Nous avons construit d’autres cases et des bungalows. Norbert avait construit plusieurs habitations pour accueillir les visiteurs, mais suite à sa disparition, certaines sont tombées en désuétude par manque de moyens. Nous avons donc supprimé certains bungalows.

Au départ, nous avons eu quelques petites difficultés au niveau de la gestion, certainement parce que nous n’avions pas la même expérience et les mêmes qualités que Norbert. Mais au fil du temps, nous nous améliorons.

Quels sont vos projets ?

Nous envisageons de construire un autre campement doté peut-être de cinq bungalows, d’un bar, d’un restaurant, etc. Nous allons développer ce deuxième campement pour le tourisme de vision.

Rencontrez-vous des difficultés particulières, liées notamment à la politique ?

Depuis que j’ai voté en 1991 pour le référendum, je n’ai plus voté si ce n’est à la présidentielle de 2005. Je sais quel sort les politiciens réservent aux populations après les élections. Je me suis donc dit, après 1991, que je ne voterais pas quelqu’un qui viendrait narguer les paysans et repartir. Ici, nous subissons négativement les conséquences politiques. Les gens ne viennent pas directement à nous mais ils travaillent dans l’ombre...

C’est-à-dire...

Il y a plusieurs ONG qui travaillent dans le domaine de l’environnement mais aucune ne nous a soutenu depuis que nous sommes là.

Et l’Etat ?

Nous n’avons pas reçu un seul franc de l’Etat.

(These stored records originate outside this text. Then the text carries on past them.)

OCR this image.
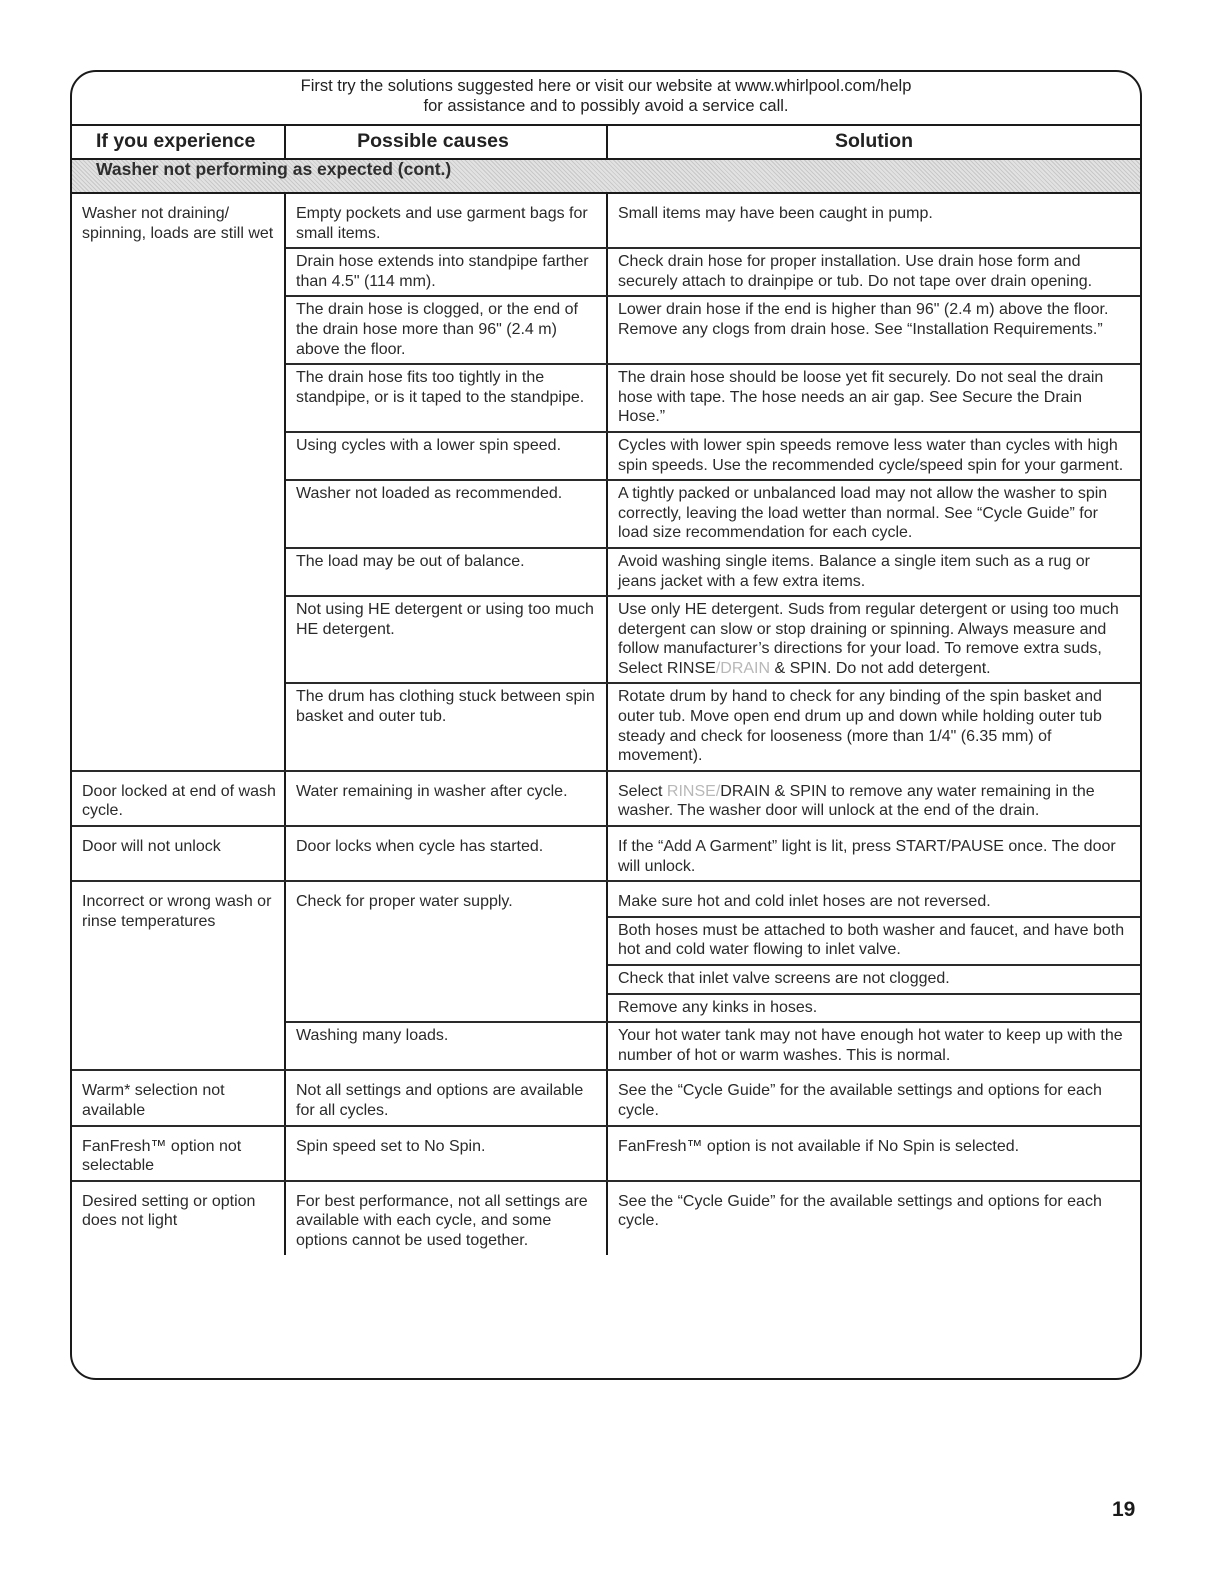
First try the solutions suggested here or visit our website at www.whirlpool.com/help
for assistance and to possibly avoid a service call.
If you experience	Possible causes	Solution
Washer not performing as expected (cont.)		
Washer not draining/ spinning, loads are still wet	Empty pockets and use garment bags for small items.	Small items may have been caught in pump.
	Drain hose extends into standpipe farther than 4.5" (114 mm).	Check drain hose for proper installation. Use drain hose form and securely attach to drainpipe or tub. Do not tape over drain opening.
	The drain hose is clogged, or the end of the drain hose more than 96" (2.4 m) above the floor.	Lower drain hose if the end is higher than 96" (2.4 m) above the floor. Remove any clogs from drain hose. See “Installation Requirements.”
	The drain hose fits too tightly in the standpipe, or is it taped to the standpipe.	The drain hose should be loose yet fit securely. Do not seal the drain hose with tape. The hose needs an air gap. See Secure the Drain Hose.”
	Using cycles with a lower spin speed.	Cycles with lower spin speeds remove less water than cycles with high spin speeds. Use the recommended cycle/speed spin for your garment.
	Washer not loaded as recommended.	A tightly packed or unbalanced load may not allow the washer to spin correctly, leaving the load wetter than normal. See “Cycle Guide” for load size recommendation for each cycle.
	The load may be out of balance.	Avoid washing single items. Balance a single item such as a rug or jeans jacket with a few extra items.
	Not using HE detergent or using too much HE detergent.	Use only HE detergent. Suds from regular detergent or using too much detergent can slow or stop draining or spinning. Always measure and follow manufacturer’s directions for your load. To remove extra suds, Select RINSE/DRAIN & SPIN. Do not add detergent.
	The drum has clothing stuck between spin basket and outer tub.	Rotate drum by hand to check for any binding of the spin basket and outer tub. Move open end drum up and down while holding outer tub steady and check for looseness (more than 1/4" (6.35 mm) of movement).
Door locked at end of wash cycle.	Water remaining in washer after cycle.	Select RINSE/DRAIN & SPIN to remove any water remaining in the washer. The washer door will unlock at the end of the drain.
Door will not unlock	Door locks when cycle has started.	If the “Add A Garment” light is lit, press START/PAUSE once. The door will unlock.
Incorrect or wrong wash or rinse temperatures	Check for proper water supply.	Make sure hot and cold inlet hoses are not reversed.
		Both hoses must be attached to both washer and faucet, and have both hot and cold water flowing to inlet valve.
		Check that inlet valve screens are not clogged.
		Remove any kinks in hoses.
	Washing many loads.	Your hot water tank may not have enough hot water to keep up with the number of hot or warm washes. This is normal.
Warm* selection not available	Not all settings and options are available for all cycles.	See the “Cycle Guide” for the available settings and options for each cycle.
FanFresh™ option not selectable	Spin speed set to No Spin.	FanFresh™ option is not available if No Spin is selected.
Desired setting or option does not light	For best performance, not all settings are available with each cycle, and some options cannot be used together.	See the “Cycle Guide” for the available settings and options for each cycle.
19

Il semble pourtant que d’autres ranchs ont du soutien...

Il y a effectivement d’autres ranchs qui sont très soutenus. Des gens plus riches que nous gagnent des projets de construction de retenues d’eau, de pistes, etc. Mais nous n’avons reçu aucun kopeck.

En avez-vous fait la demande ?

J’ai évoqué ces problèmes plusieurs fois lors de nos rencontres. Mais il n’y a pas eu de suite favorable.

Qu’est-ce qui justifie le fait que ni les ONG, ni l’Etat ne vous soutiennent ?

En réalité, après les événements de 1998, très peu de gens osaient venir au ranch de peur d’être étiquetés par le pouvoir. Cela pouvait leur créer des problèmes. En plus de cela, il y a eu de la désinformation sur le ranch, tant au Burkina qu’à l’extérieur, pour éviter qu’il y ait des visiteurs.

En 1999, par exemple, il y a eu un accrochage malheureux entre mes pisteurs et un braconnier. J’ai été convoqué à la gendarmerie où mes pisteurs ont été entendus. A 12h30, les gendarmes m’ont dit que je serais auditionné à 15h. Vers 14h, j’ai appelé la famille à Ouaga pour lui dire comment la situation évoluait. Mais certains m’ont dit qu’ils ont entendu à la télé que j’avais déjà été auditionné à la gendarmerie dans le cadre de l’enquête préliminaire.

Pourtant, il n’en était rien en ce qui me concerne. Un journal a même écrit que dans ce ranch, nous tuons les braconniers et nous les enterrons à la hâte dans les termitières. La DCIR est venue faire 72 heures ici pour nous surveiller. Certaines personnes sont même venues en tant que chasseurs nationaux, mais en réalité, ce n’était pas dans l’objectif de chasser, mais elles étaient là plutôt pour mener des enquêtes.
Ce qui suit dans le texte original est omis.